Au cours de ce dernier repas, qui fait mémoire de la délivrance du peuple élu de Dieu lors de la sortie d’Égypte, le Christ apporte un élément fondamentalement nouveau en déclarant: « Faites ceci en mémoire de Moi » (Lc 22,19), c’est-à-dire non plus de la sortie d’Égypte, mais de l’œuvre accomplie par le Christ Lui-même. Le Sauveur propose du pain et du vin, mais désigne ces nourritures par des paroles inouïes, que seul Dieu peut prononcer: « Ceci est mon Corps… », puis: « Ceci est mon Sang… »(Mt 26,26,27). Cette réalité est difficile à admettre par un esprit trop rationnel, et selon des commentaires des Pères, les disciples n’ont pas compris de quoi il s’agit, mais ils ont fait confiance à leur Maître. Accepter qu’une nourriture matérielle, que nous recevons lors de la Divine Liturgie, soit réellement le Corps et le Sang du Sauveur, cela constitue un acte de foi, que nous déclarons à chaque communion eucharistique. Mais participer comme nous le faisons aux Saints Mystères ne se limite pas simplement à recevoir une nourriture spirituelle destinée à sanctifier chaque personne croyante. Ceci est un aspect de l’Eucharistie qui est juste, mais qui n’épuise pas ce grand Mystère. Notre participation eucharistique nous fait aussi constituer ensemble le nouveau peuple de Dieu, car ce repas est le même que celui survenu voici plus de 2000 ans, et c’est aussi le même que celui qui réunira toute l’humanité à la fin des temps, quand se manifestera le Christ en gloire. Dans ce Royaume sera admise toute personne qui accepte la toute-puissance du Christ. Lorsque le Christ parle de ce repas comme d’un mémorial, c’est pour nous faire communier à toute l’œuvre de salut, accomplie par Lui pour délivrer non plus un peuple d’une tyrannie égyptienne, mais l’humanité entière que Dieu va délivrer de l’emprise de Satan et de la mort. C’est cette œuvre de salut qui va être détaillée au cours des jours suivants de ces solennités pascales.

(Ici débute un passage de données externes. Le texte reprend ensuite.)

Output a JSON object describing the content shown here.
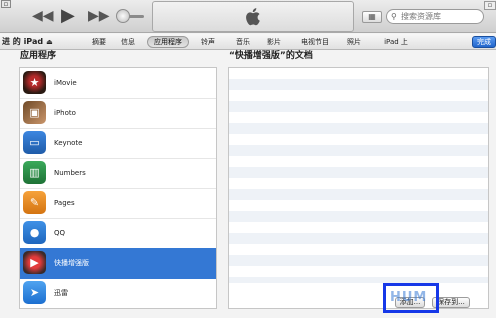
{
  "toolbar": {
    "prev_icon": "rewind-icon",
    "play_icon": "play-icon",
    "next_icon": "fast-forward-icon",
    "logo_icon": "apple-logo-icon",
    "search_placeholder": "搜索资源库"
  },
  "tabbar": {
    "device_label": "进 的 iPad",
    "tabs": [
      "摘要",
      "信息",
      "应用程序",
      "铃声",
      "音乐",
      "影片",
      "电视节目",
      "照片",
      "iPad 上"
    ],
    "active_tab": "应用程序",
    "done_label": "完成"
  },
  "apps_panel": {
    "heading": "应用程序",
    "apps": [
      {
        "name": "iMovie",
        "icon": "imovie-icon"
      },
      {
        "name": "iPhoto",
        "icon": "iphoto-icon"
      },
      {
        "name": "Keynote",
        "icon": "keynote-icon"
      },
      {
        "name": "Numbers",
        "icon": "numbers-icon"
      },
      {
        "name": "Pages",
        "icon": "pages-icon"
      },
      {
        "name": "QQ",
        "icon": "qq-icon"
      },
      {
        "name": "快播增强版",
        "icon": "kuaibo-icon"
      },
      {
        "name": "迅雷",
        "icon": "xunlei-icon"
      }
    ],
    "selected": "快播增强版"
  },
  "docs_panel": {
    "heading": "“快播增强版”的文档",
    "add_label": "添加...",
    "save_label": "保存到..."
  },
  "watermark": "HUM",
  "colors": {
    "selection": "#3478d4",
    "done_button": "#2266cc",
    "annotation": "#1638e8"
  }
}
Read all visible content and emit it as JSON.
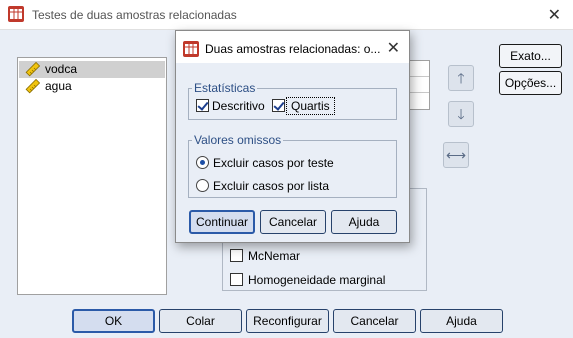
{
  "main_window": {
    "title": "Testes de duas amostras relacionadas",
    "close_glyph": "✕"
  },
  "variables": [
    {
      "name": "vodca",
      "icon": "scale-ruler-icon",
      "selected": true
    },
    {
      "name": "agua",
      "icon": "scale-ruler-icon",
      "selected": false
    }
  ],
  "side_buttons": {
    "exact": "Exato...",
    "options": "Opções..."
  },
  "tests": {
    "mcnemar": "McNemar",
    "marginal_homogeneity": "Homogeneidade marginal"
  },
  "bottom_buttons": {
    "ok": "OK",
    "paste": "Colar",
    "reset": "Reconfigurar",
    "cancel": "Cancelar",
    "help": "Ajuda"
  },
  "dialog": {
    "title": "Duas amostras relacionadas: o...",
    "close_glyph": "✕",
    "statistics": {
      "legend": "Estatísticas",
      "descriptive": {
        "label": "Descritivo",
        "checked": true
      },
      "quartiles": {
        "label": "Quartis",
        "checked": true
      }
    },
    "missing": {
      "legend": "Valores omissos",
      "by_test": {
        "label": "Excluir casos por teste",
        "selected": true
      },
      "listwise": {
        "label": "Excluir casos por lista",
        "selected": false
      }
    },
    "buttons": {
      "continue": "Continuar",
      "cancel": "Cancelar",
      "help": "Ajuda"
    }
  },
  "colors": {
    "window_bg": "#e9eef6",
    "accent": "#2b5aa8",
    "legend_text": "#2d4f85"
  }
}
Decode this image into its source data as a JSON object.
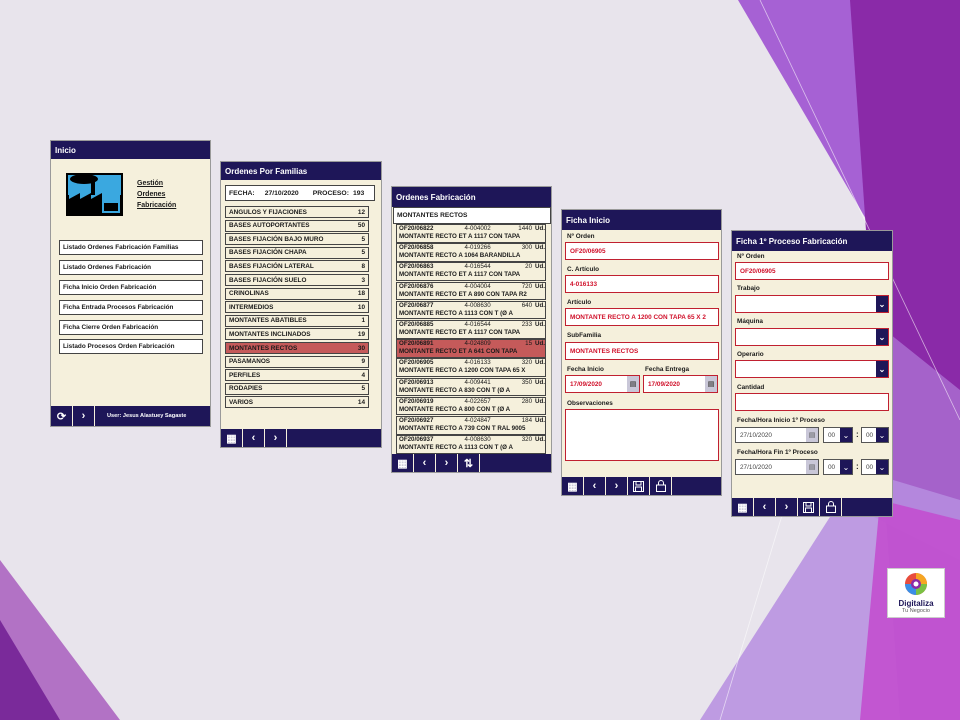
{
  "colors": {
    "header": "#1e1658",
    "panel": "#f5f0dc",
    "selected": "#c55a5a",
    "value": "#d0102a",
    "accent_purple": "#8a2aa8"
  },
  "inicio": {
    "title": "Inicio",
    "app_name_lines": [
      "Gestión",
      "Ordenes",
      "Fabricación"
    ],
    "menu": [
      "Listado Ordenes Fabricación Familias",
      "Listado Ordenes Fabricación",
      "Ficha Inicio Orden Fabricación",
      "Ficha Entrada Procesos Fabricación",
      "Ficha Cierre Orden Fabricación",
      "Listado Procesos Orden Fabricación"
    ],
    "user": "User:  Jesus Alastuey Sagaste",
    "icons": [
      "refresh-icon",
      "chevron-right-icon"
    ]
  },
  "familias": {
    "title": "Ordenes Por Familias",
    "fecha_label": "FECHA:",
    "fecha": "27/10/2020",
    "proceso_label": "PROCESO:",
    "proceso": "193",
    "selected_index": 10,
    "rows": [
      {
        "name": "ANGULOS Y FIJACIONES",
        "count": "12"
      },
      {
        "name": "BASES AUTOPORTANTES",
        "count": "50"
      },
      {
        "name": "BASES FIJACIÓN BAJO MURO",
        "count": "5"
      },
      {
        "name": "BASES FIJACIÓN CHAPA",
        "count": "5"
      },
      {
        "name": "BASES FIJACIÓN LATERAL",
        "count": "8"
      },
      {
        "name": "BASES FIJACIÓN SUELO",
        "count": "3"
      },
      {
        "name": "CRINOLINAS",
        "count": "18"
      },
      {
        "name": "INTERMEDIOS",
        "count": "10"
      },
      {
        "name": "MONTANTES ABATIBLES",
        "count": "1"
      },
      {
        "name": "MONTANTES INCLINADOS",
        "count": "19"
      },
      {
        "name": "MONTANTES RECTOS",
        "count": "30"
      },
      {
        "name": "PASAMANOS",
        "count": "9"
      },
      {
        "name": "PERFILES",
        "count": "4"
      },
      {
        "name": "RODAPIES",
        "count": "5"
      },
      {
        "name": "VARIOS",
        "count": "14"
      }
    ],
    "icons": [
      "grid-icon",
      "chevron-left-icon",
      "chevron-right-icon"
    ]
  },
  "ordenes": {
    "title": "Ordenes Fabricación",
    "family": "MONTANTES RECTOS",
    "selected_index": 6,
    "rows": [
      {
        "of": "OF20/06822",
        "code": "4-004002",
        "qty": "1440",
        "unit": "Ud.",
        "desc": "MONTANTE RECTO ET A 1117 CON TAPA"
      },
      {
        "of": "OF20/06858",
        "code": "4-019266",
        "qty": "300",
        "unit": "Ud.",
        "desc": "MONTANTE RECTO A 1064 BARANDILLA"
      },
      {
        "of": "OF20/06863",
        "code": "4-016544",
        "qty": "20",
        "unit": "Ud.",
        "desc": "MONTANTE RECTO ET A 1117 CON TAPA"
      },
      {
        "of": "OF20/06876",
        "code": "4-004004",
        "qty": "720",
        "unit": "Ud.",
        "desc": "MONTANTE RECTO ET A 890 CON TAPA R2"
      },
      {
        "of": "OF20/06877",
        "code": "4-008630",
        "qty": "640",
        "unit": "Ud.",
        "desc": "MONTANTE RECTO A 1113 CON T (Ø A"
      },
      {
        "of": "OF20/06885",
        "code": "4-016544",
        "qty": "233",
        "unit": "Ud.",
        "desc": "MONTANTE RECTO ET A 1117 CON TAPA"
      },
      {
        "of": "OF20/06891",
        "code": "4-024809",
        "qty": "15",
        "unit": "Ud.",
        "desc": "MONTANTE RECTO ET A 641 CON TAPA"
      },
      {
        "of": "OF20/06905",
        "code": "4-016133",
        "qty": "320",
        "unit": "Ud.",
        "desc": "MONTANTE RECTO A 1200 CON TAPA 65 X"
      },
      {
        "of": "OF20/06913",
        "code": "4-009441",
        "qty": "350",
        "unit": "Ud.",
        "desc": "MONTANTE RECTO A 830 CON T (Ø A"
      },
      {
        "of": "OF20/06919",
        "code": "4-022657",
        "qty": "280",
        "unit": "Ud.",
        "desc": "MONTANTE RECTO A 800 CON T (Ø A"
      },
      {
        "of": "OF20/06927",
        "code": "4-024847",
        "qty": "184",
        "unit": "Ud.",
        "desc": "MONTANTE RECTO A 739 CON T RAL 9005"
      },
      {
        "of": "OF20/06937",
        "code": "4-008630",
        "qty": "320",
        "unit": "Ud.",
        "desc": "MONTANTE RECTO A 1113 CON T (Ø A"
      }
    ],
    "icons": [
      "grid-icon",
      "chevron-left-icon",
      "chevron-right-icon",
      "sort-icon"
    ]
  },
  "ficha_inicio": {
    "title": "Ficha Inicio",
    "orden_label": "Nº Orden",
    "orden": "OF20/06905",
    "articulo_label": "C. Artículo",
    "articulo": "4-016133",
    "art_desc_label": "Artículo",
    "art_desc": "MONTANTE RECTO A 1200 CON TAPA 65 X 2",
    "subfamilia_label": "SubFamilia",
    "subfamilia": "MONTANTES RECTOS",
    "fecha_inicio_label": "Fecha Inicio",
    "fecha_inicio": "17/09/2020",
    "fecha_entrega_label": "Fecha Entrega",
    "fecha_entrega": "17/09/2020",
    "obs_label": "Observaciones",
    "obs": "",
    "icons": [
      "grid-icon",
      "chevron-left-icon",
      "chevron-right-icon",
      "save-icon",
      "lock-icon"
    ]
  },
  "ficha_proceso": {
    "title": "Ficha 1º Proceso Fabricación",
    "orden_label": "Nº Orden",
    "orden": "OF20/06905",
    "trabajo_label": "Trabajo",
    "trabajo": "",
    "maquina_label": "Máquina",
    "maquina": "",
    "operario_label": "Operario",
    "operario": "",
    "cantidad_label": "Cantidad",
    "cantidad": "",
    "inicio_label": "Fecha/Hora Inicio 1º Proceso",
    "inicio_fecha": "27/10/2020",
    "inicio_h": "00",
    "inicio_m": "00",
    "fin_label": "Fecha/Hora Fin 1º Proceso",
    "fin_fecha": "27/10/2020",
    "fin_h": "00",
    "fin_m": "00",
    "sep": ":",
    "icons": [
      "grid-icon",
      "chevron-left-icon",
      "chevron-right-icon",
      "save-icon",
      "lock-icon"
    ]
  },
  "logo": {
    "line1": "Digitaliza",
    "line2": "Tu Negocio"
  }
}
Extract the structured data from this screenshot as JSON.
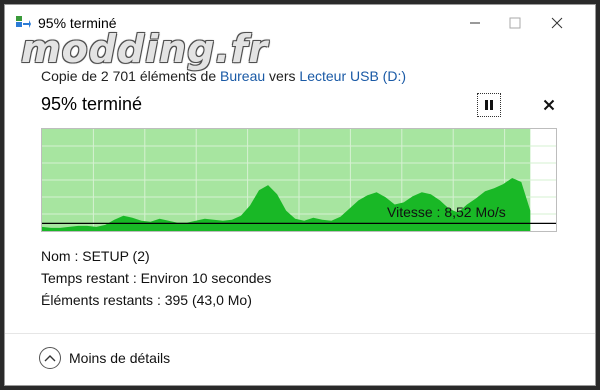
{
  "window": {
    "title": "95% terminé",
    "watermark": "modding.fr"
  },
  "header": {
    "copy_prefix": "Copie de 2 701 éléments de ",
    "source": "Bureau",
    "copy_middle": " vers ",
    "destination": "Lecteur USB (D:)"
  },
  "progress": {
    "title": "95% terminé",
    "percent": 95
  },
  "speed": {
    "label": "Vitesse : 8,52 Mo/s"
  },
  "details": {
    "name_label": "Nom :",
    "name_value": "SETUP (2)",
    "time_label": "Temps restant :",
    "time_value": "Environ 10 secondes",
    "items_label": "Éléments restants :",
    "items_value": "395 (43,0 Mo)"
  },
  "footer": {
    "less_details": "Moins de détails"
  },
  "colors": {
    "graph_bg": "#a7e5a0",
    "graph_fill": "#19b826",
    "grid": "#d6f1d2",
    "speed_line": "#000000",
    "link": "#1a5aa6"
  },
  "chart_data": {
    "type": "area",
    "y": [
      0.04,
      0.03,
      0.03,
      0.04,
      0.05,
      0.05,
      0.04,
      0.06,
      0.11,
      0.15,
      0.13,
      0.1,
      0.09,
      0.12,
      0.1,
      0.08,
      0.08,
      0.1,
      0.12,
      0.11,
      0.1,
      0.11,
      0.15,
      0.25,
      0.4,
      0.45,
      0.36,
      0.2,
      0.12,
      0.1,
      0.13,
      0.11,
      0.1,
      0.14,
      0.22,
      0.3,
      0.35,
      0.38,
      0.33,
      0.26,
      0.28,
      0.34,
      0.38,
      0.36,
      0.3,
      0.22,
      0.18,
      0.26,
      0.32,
      0.39,
      0.42,
      0.46,
      0.52,
      0.48,
      0.2
    ],
    "current_speed_level": 0.075
  }
}
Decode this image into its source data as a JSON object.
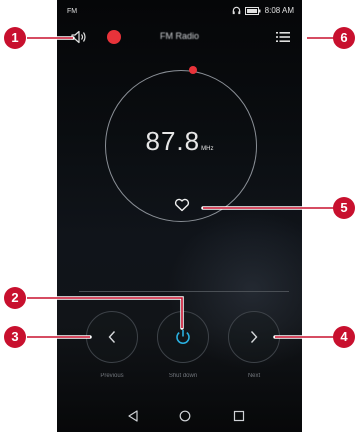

Le Grand Vendredi est un jour où l’Eucharistie n’est pas célébrée. Les offices du jour sont consacrés aux Saintes Souffrances du Christ, avec la lecture, aux Matines souvent anticipées au jeudi soir, de douze passages des Évangiles racontant les dernières étapes, depuis l’arrestation jusqu’à la mise au Tombeau. Cette série de lectures est proche d’une pratique décrite à Jérusalem au 4e siècle. En chaque endroit où s’est produit un événement de la Passion, on lisait le passage correspondant dans les Évangiles, en alternance avec des psaumes et des hymnes. Cette célébration, aujourd’hui aussi, permet de suivre pas à pas les étapes de l’arrestation du Sauveur, puis du procès, de la condamnation à mort, de la crucifixion, puis de la Mort salutaire du Sauveur, avant sa mise au Tombeau. Les Grandes Heures, dites aussi royales, et les Vêpres de ce Grand Vendredi reprennent encore les mêmes événements, ce qui permet non seulement de suivre le Christ comme si nous étions des spectateurs, mais comme amis de Dieu, avec les Apôtres et les femmes, et de véritablement communier aux Saintes Souffrances de Dieu devenu homme. Ses Souffrances nous procurent le salut. Grâce à une fréquentation des textes tels que Psaumes annonçant le Christ, prophéties, lectures évangéliques, et aussi les chants commentant les événements, nous pouvons découvrir à quel point le salut de l’humanité est voulu par Dieu en son amour infini. Les célébrations byzantines actuelles ont conservé d’une manière fidèle le déroulement décrit à Jérusalem au 4e siècle. Lors des Vêpres, la procession du Tombeau (Epitaphios, Plastchanitsa) n’est pas une simple figuration, mais les chants, les déplacements et les gestes font de nous des témoins de l’événement, comme on porterait en terre un ami.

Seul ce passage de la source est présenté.